In the Pyramid problem, instead of the number of states, we used the number of horizons, as those numbers are equal in this problem. The Pyramid MDP problem requires less memory than the 1D Grid problem, and thus we extended our validations to 5, 11, 25, 51, 101, 251, 501 horizons. Unlike the 1D Grid MDP, the agent in Pyramid MDP needs to execute \textit{number of horizons} actions to get into the terminal state. The memory requirements in Table \ref{table:memory_Pyramid_MDP_VI} show less memory reduction. The problem's pyramid-like state-space causes less memory reduction as the problem consists only of the states to which the agent can get. As expected, the specialized Finite Horizon Value Iteration outperforms the general Infinite Horizon Value Iteration in terms of performance as well. The time-wise performances are shown in Table \ref{table:time_Pyramid_MDP_VI}. The distribution of time-wise performances for each size of the problem is in Figure \ref{graph2}.

\begin{figure}[ht]
    \centering
    \incfig{MDP_Pyramid_VI}
    \caption{Comparison of Finite and Infinite Horizon \\ Value Iteration solvers on staged Pyramid problem with different horizons}
    \label{graph2}
\end{figure}

\begin{table}[ht]
\centering
\begin{tabular}{l *{5}{S[table-format=1.3]} *{2}{S[table-format=3.3]}}
 \toprule
   Horizon & \multicolumn{1}{c}{5} & \multicolumn{1}{c}{11} & \multicolumn{1}{c}{25} & \multicolumn{1}{c}{51} & \multicolumn{1}{c}{101} & \multicolumn{1}{c}{251} & \multicolumn{1}{c}{501}  \\
  \midrule
 IH VI [ms] & 0.058 & 0.119 & 0.518 & 3.651 & 27.456 & 401.497 & 3289.083\\
 FH VI [ms] & 0.021 & 0.031 & 0.099 & 0.236 & 0.668 & 2.605 & 9.605 \\
  \midrule
 Improvement [$\times$]& 2.8 & 3.8 & 5.2 & 15.5 & 41.0 & 154.1 & 342.4 \\
 \bottomrule
\end{tabular}
\caption{Mean solving time comparison of Finite Horizon \\ and Infinite Horizon Value iteration of various sized staged Pyramid problem}
\label{table:time_Pyramid_MDP_VI}
\end{table}


% \backslashbox{solver}{no states}


% \backslashbox{solver}{no horizons}
\begin{table}[ht]
\centering
\begin{tabular}{l *{7}{S[table-format=1.3]}}
 \toprule
   Horizon & \multicolumn{1}{c}{5} & \multicolumn{1}{c}{11} & \multicolumn{1}{c}{25} & \multicolumn{1}{c}{51} & \multicolumn{1}{c}{101} & \multicolumn{1}{c}{251} & \multicolumn{1}{c}{501}  \\
  \midrule
 IH VI [MB] & 0.011 & 0.028 & 0.096 & 0.376 & 1.481 & 6.923 & 23.574\\
 FH VI [MB] & 0.007 & 0.015 & 0.041 & 0.119 & 0.376 & 1.970 & 7.304 \\
  \midrule
 Reduced to [\%]& 59.0 & 52.6 & 42.7 & 31.8 & 25.4 & 28.5 & 31.0\\
 \bottomrule
\end{tabular}
\caption{Memory consumption comparison of Finite Horizon \\ and Infinite Horizon Value iteration of various sized staged Pyramid problem}
\label{table:memory_Pyramid_MDP_VI}
\end{table}


\subsection{Point-Based Value Iteration}
We formerly wanted to benchmark the FiVI against the PBVI. However, the PointBasedValueIteration.jl package did not contain a correctly implemented algorithm. This chapter serves as the validation of the correct algorithm implementation. We evaluated the PBVI against the SARSOP algorithm [TODO: reference]. The SARSOP is based on the PBVI, and as such, the PBVI can not outperform the SARSOP but can obtain a similar reward after longer solving.

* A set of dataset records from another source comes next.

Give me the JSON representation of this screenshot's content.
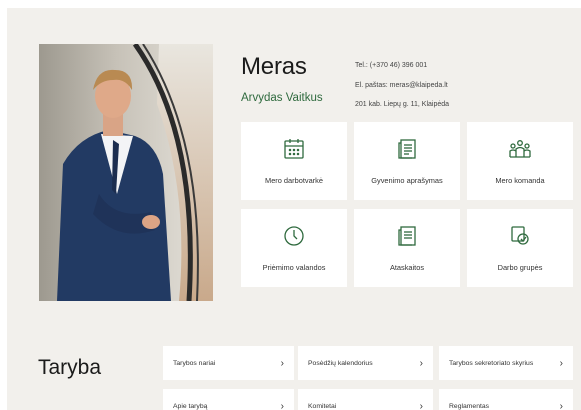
{
  "mayor": {
    "title": "Meras",
    "name": "Arvydas Vaitkus",
    "contacts": {
      "phone": "Tel.: (+370 46) 396 001",
      "email": "El. paštas: meras@klaipeda.lt",
      "address": "201 kab. Liepų g. 11, Klaipėda"
    }
  },
  "tiles": [
    {
      "label": "Mero darbotvarkė",
      "icon": "calendar-icon"
    },
    {
      "label": "Gyvenimo aprašymas",
      "icon": "document-icon"
    },
    {
      "label": "Mero komanda",
      "icon": "team-icon"
    },
    {
      "label": "Priėmimo valandos",
      "icon": "clock-icon"
    },
    {
      "label": "Ataskaitos",
      "icon": "report-icon"
    },
    {
      "label": "Darbo grupės",
      "icon": "workgroup-icon"
    }
  ],
  "council": {
    "title": "Taryba",
    "links": [
      {
        "label": "Tarybos nariai"
      },
      {
        "label": "Posėdžių kalendorius"
      },
      {
        "label": "Tarybos sekretoriato skyrius"
      },
      {
        "label": "Apie tarybą"
      },
      {
        "label": "Komitetai"
      },
      {
        "label": "Reglamentas"
      }
    ]
  },
  "colors": {
    "accent": "#2f6a3e",
    "background": "#f2f0ec",
    "tile": "#ffffff"
  }
}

In Figure \ref{graph3}, we can see that the PBVI starts with a decent 0.3 mean reward, then dips, and in the end reaches a similar reward as the SARSOP. In the beginning, the PBVI's explored space contains only a tiny part of the belief space. The starting reward can be awarded to $\alpha$-vector correctly executing an action corresponding to maximizing the value function of the belief unknown to the solver. The value function of those specific beliefs is not yet calculated, thus inaccurate. In the middle dip, the algorithm starts to explore the first most promising beliefs. The solver knows that the beliefs are promising but yet does not know which way to go. The solver finally explores the optimal path in the last iteration and gradually updates all other beliefs with new actions, obtaining the same reward as SARSOP.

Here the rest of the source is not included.